Luís Eduardo Falcão, ex-presidente da Associação Mineira de Municípios (AMM) e nome desejado por Cleitinho para concorrer a vice-governador, confirmou à reportagem que ainda não houve desfecho para o impasse. Ele também participou da conversa com Pereira. De acordo com a equipe do congressista, o encontro durou cerca de cinco horas.
Na quarta-feira (29), o cacique nacional do Republicanos e o presidente do diretório mineiro do partido, o deputado federal Euclydes Pettersen, emitiram nota afirmando que Cleitinho não seria candidato ao Executivo estadual. No texto, eles criticam a demora do parlamentar em bater o martelo sobre o tema.
Segundo a nota, o Republicanos sempre esteve pronto para apoiar um eventual projeto encabeçado pelo senador, ao passo que a candidatura “nunca foi assumida por quem deveria liderá-la”.
Horas depois, Cleitinho convocou uma coletiva em Divinópolis, no Centro-Oeste do estado, e falou abertamente pela primeira vez sobre a intenção de concorrer. Ele afirmou que tentaria convencer Pereira a mudar de ideia.
“Vamos tentar conversar com ele de todo jeito amanhã (ontem) para tocar o coração dele”, projetou.
Cleitinho e Falcão foram ao interior de São Paulo a fim de dialogar com Pereira.

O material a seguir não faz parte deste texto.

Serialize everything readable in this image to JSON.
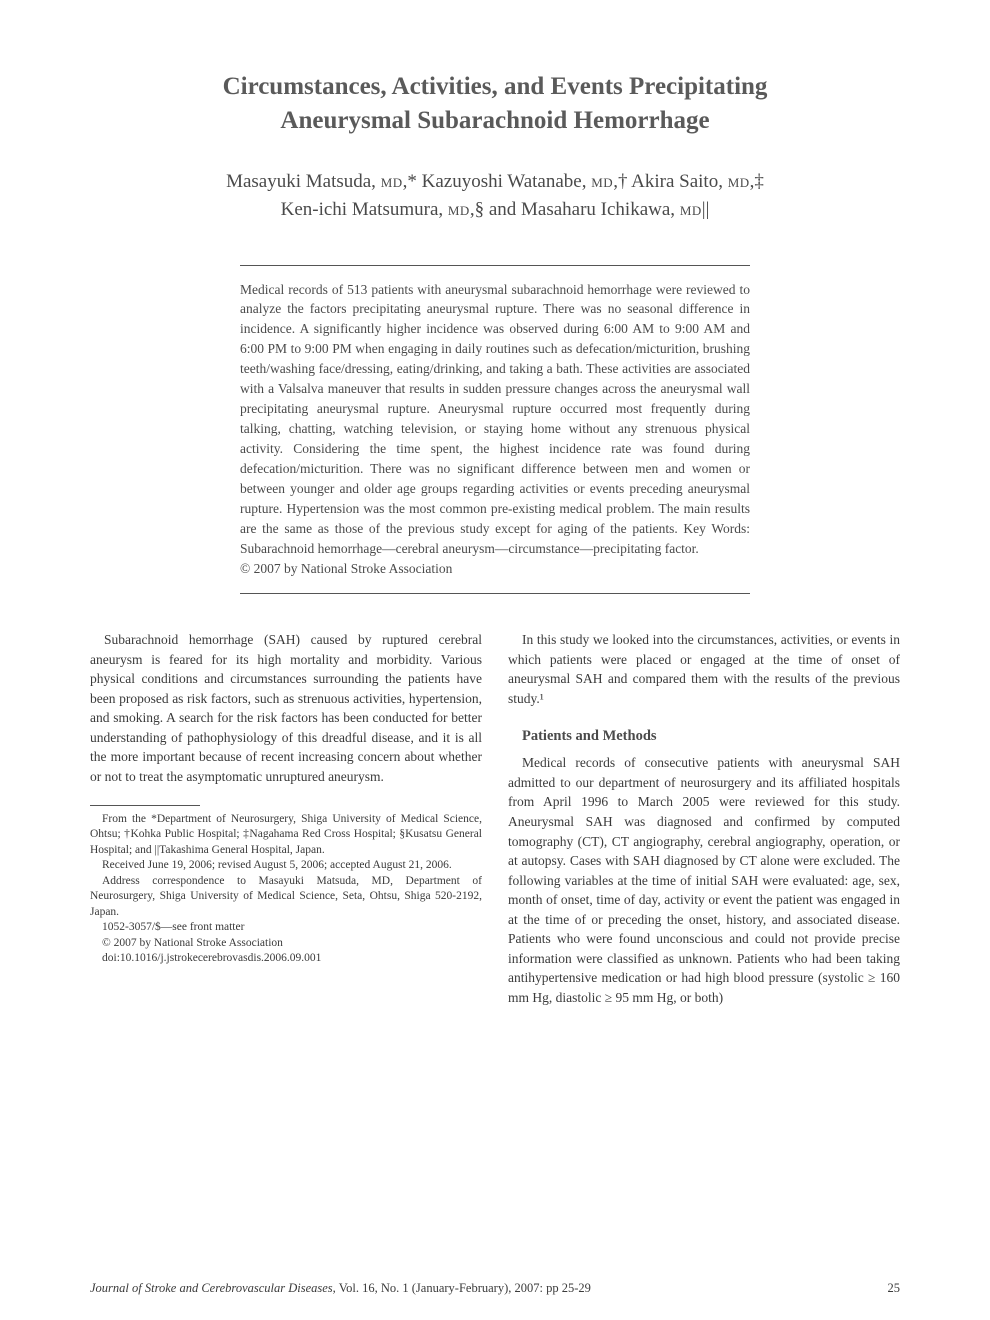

Antes da divulgação da nota, o presidente nacional disse ao jornal O Globo que considerava que o correligionário havia perdido o timing para disputar o governo estadual. O senador aproveitou a entrevista para discordar da avaliação.
“Não é só eu que quero ser candidato. Quase 50% da população quer que eu venha candidato. As pesquisas mostram isso”, disse.
Aro no páreo
Para um cenário sem Cleitinho, o Republicanos passou a mirar uma aliança com o ex-secretário de Estado de Governo de Minas, Marcelo Aro, do PP, em uma aliança que incluiria também o União Brasil e o PL.
Nessa quinta-feira, Aro comunicou ao governador Mateus Simões (PSD), que concorrerá à reeleição, o desembarque de seu grupo dos cargos que ocupavam no Palácio Tiradentes. Ex-chefe das pastas de Governo e Casa Civil, Aro concorreria ao Senado Federal na chapa de Simões, mas demonstrou contrariedade com a possibilidade de dividir palanque com o senador pessedista Carlos Viana, com quem possui dissonâncias, e passou a ser estimulado por aliados a estruturar uma campanha ao governo.